Monday, May 16, 2011

All Bets Off!

There continue to be reverberations of blame-and-shame directed toward the United States, its executive and the orders given to the Navy SEALs to conduct an operation with the distinct purpose of eliminating the world's foremost terrorist. ...This is not the manner in which a civilized country prosecutes its agenda of forestalling terrorism. There are laws to be observed, international standards of niceties to be acknowledged.

And what the United States ordered be done was to conduct an official assassination. Yes, they did. They did what the Israeli Mossad has long considered to be effective and needfully useful.

Onlookers and bystanders are offended. Of course those who considered Osama bin Laden to be an honoured mujahedeen, a man of principle, a pious man of God, actually following orders from on high to defend Islam from the infidels and Crusaders are beside themselves with rage. Citing their determination to carry on without him, that his precious blood would not be spilled for no cause; he will be avenged.

Even his estranged sons whose own sensibilities were offended by their father's insistence on slaughtering innocent civilians; those of the West and Muslims as well, were dreadfully upset that their father was not politely arrested and placed on trial. Exception is also taken to the fact that his body was buried at sea; had film been taken of a Muslim scholar offering last rites in a land burial many claim they would have found that acceptable.

The burning question is why does it matter what his end was like considering the violence he espoused and demanded in the mass slaughter of innocent people? He was guilty of mass murder, and he continued to agitate for further slaughter in the name of Islam. He posed as a dire threat to the well-being of a good portion of the Globe, given the off-shoots of al-Qaeda posed and determined to terrorize their targets.

The niceties of the law become forfeit when facing up to a resourceful, indomitable, resistant-to-reason adversary who will grasp at any measures, however vile and destructive to wound an enemy mortally. Osama bin Laden was simply treated to his own brand of action in an act of official retribution for the thousands of lives he was responsible for terminating.

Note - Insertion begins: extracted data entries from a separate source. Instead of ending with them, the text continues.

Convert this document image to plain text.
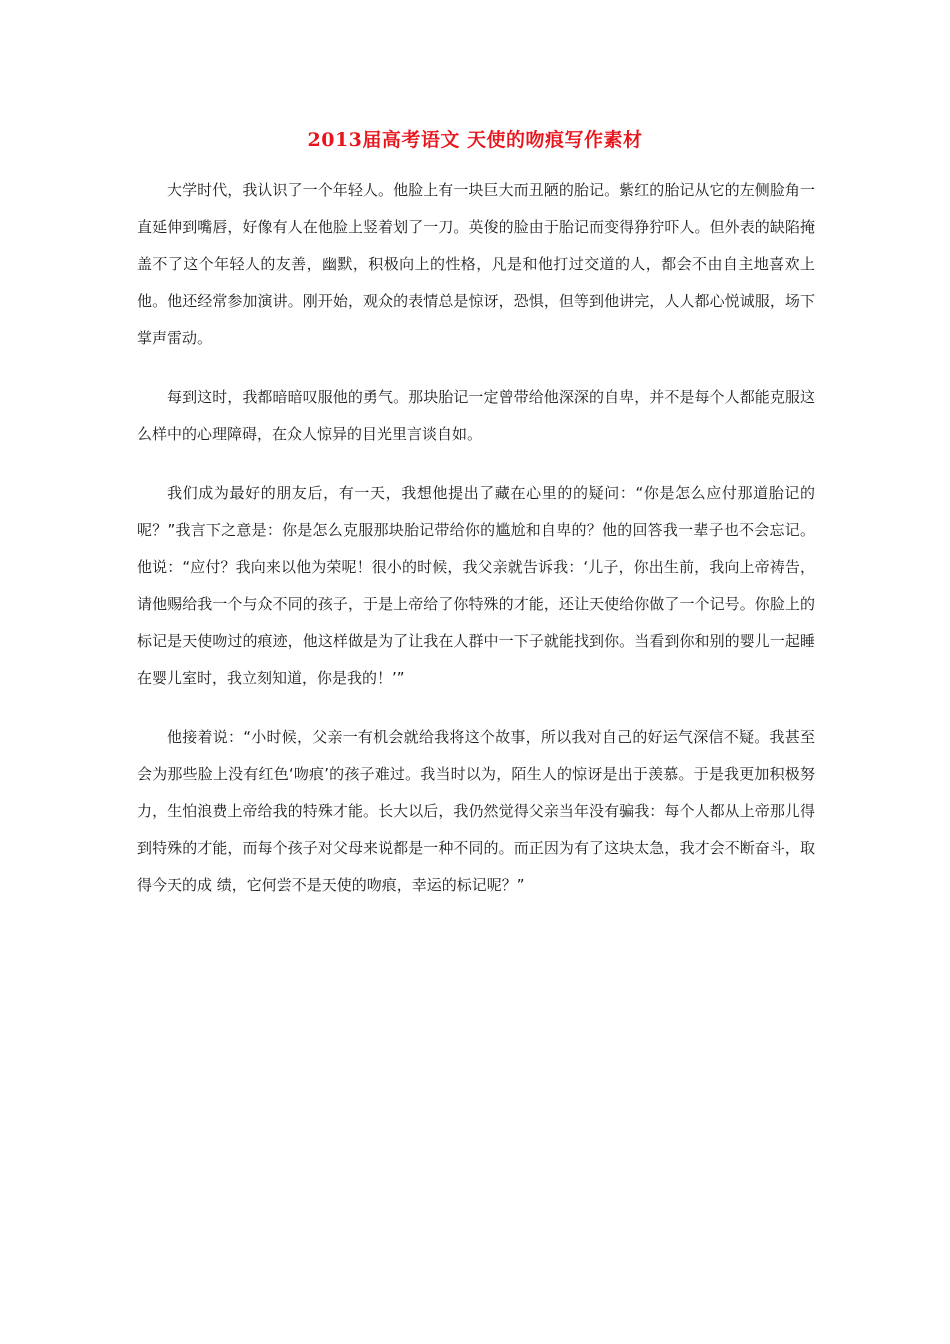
2013届高考语文 天使的吻痕写作素材

大学时代，我认识了一个年轻人。他脸上有一块巨大而丑陋的胎记。紫红的胎记从它的左侧脸角一直延伸到嘴唇，好像有人在他脸上竖着划了一刀。英俊的脸由于胎记而变得狰狞吓人。但外表的缺陷掩盖不了这个年轻人的友善，幽默，积极向上的性格，凡是和他打过交道的人，都会不由自主地喜欢上他。他还经常参加演讲。刚开始，观众的表情总是惊讶，恐惧，但等到他讲完，人人都心悦诚服，场下掌声雷动。

每到这时，我都暗暗叹服他的勇气。那块胎记一定曾带给他深深的自卑，并不是每个人都能克服这么样中的心理障碍，在众人惊异的目光里言谈自如。

我们成为最好的朋友后，有一天，我想他提出了藏在心里的的疑问：“你是怎么应付那道胎记的呢？”我言下之意是：你是怎么克服那块胎记带给你的尴尬和自卑的？他的回答我一辈子也不会忘记。他说：“应付？我向来以他为荣呢！很小的时候，我父亲就告诉我：‘儿子，你出生前，我向上帝祷告，请他赐给我一个与众不同的孩子，于是上帝给了你特殊的才能，还让天使给你做了一个记号。你脸上的标记是天使吻过的痕迹，他这样做是为了让我在人群中一下子就能找到你。当看到你和别的婴儿一起睡在婴儿室时，我立刻知道，你是我的！’”

他接着说：“小时候，父亲一有机会就给我将这个故事，所以我对自己的好运气深信不疑。我甚至会为那些脸上没有红色‘吻痕’的孩子难过。我当时以为，陌生人的惊讶是出于羡慕。于是我更加积极努力，生怕浪费上帝给我的特殊才能。长大以后，我仍然觉得父亲当年没有骗我：每个人都从上帝那儿得到特殊的才能，而每个孩子对父母来说都是一种不同的。而正因为有了这块太急，我才会不断奋斗，取得今天的成 绩，它何尝不是天使的吻痕，幸运的标记呢？”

The United States is again being treated in some quarters - say for example, Britain, where the infiltration into society at many levels, including politics and academia of tolerance for Islamist rhetoric and claims for justice have been astoundingly successful, as an intolerant brute of a nation. An undercurrent of sympathy for bin Laden and recrimination toward the U.S. for killing the al-Qaeda leader runs through that society.

Even the Archbishop of Canterbury, Rowan Williams, had a sympathetic take on the situation: "I think the killing of an unarmed man is always going to leave a very uncomfortable feeling because it doesn't look as if justice is seen to be done." Justice? Why justice was indeed done, and seen to be done. It is the interpretation of justice that is at question here. Kill unmercifully and be yourself treated to no mercy.

Osama bin Laden whose sole raison d'etre is the destruction of Western society and the elevation of Islamism had no compassion whatever for those whom he delivered to death. He felt that anyone associated with the West was tainted and had no right to live. He engineered death traps, inspired followers to think of more inventive and useful ways to slaughter people.

Was he really owed the dignity of being handled with respect? His life was to be given the respect and the dignity and the honour that was denied by him to countless others? He used every and any means at his disposal to destroy life, why was his life worthy of special consideration? Those who express reservations about the manner in which his life was taken are clearly confused.

It's the same old story about reservations taken by those who are uninvolved; those who are not threatened, demanding of those who must defend themselves that they do so fully observing the fine points of the law. When you're dead because of a lack of attention to the big picture and too much attention to the fine details, the finality of it all cannot be reversed.

When faced with a deadly venom-spewing architect of death it is best removed expeditiously. Those who speak derisively of the U.S. action in removing any further options from bin Laden, whose voices caress the words "moral obligations", are sadly delusional.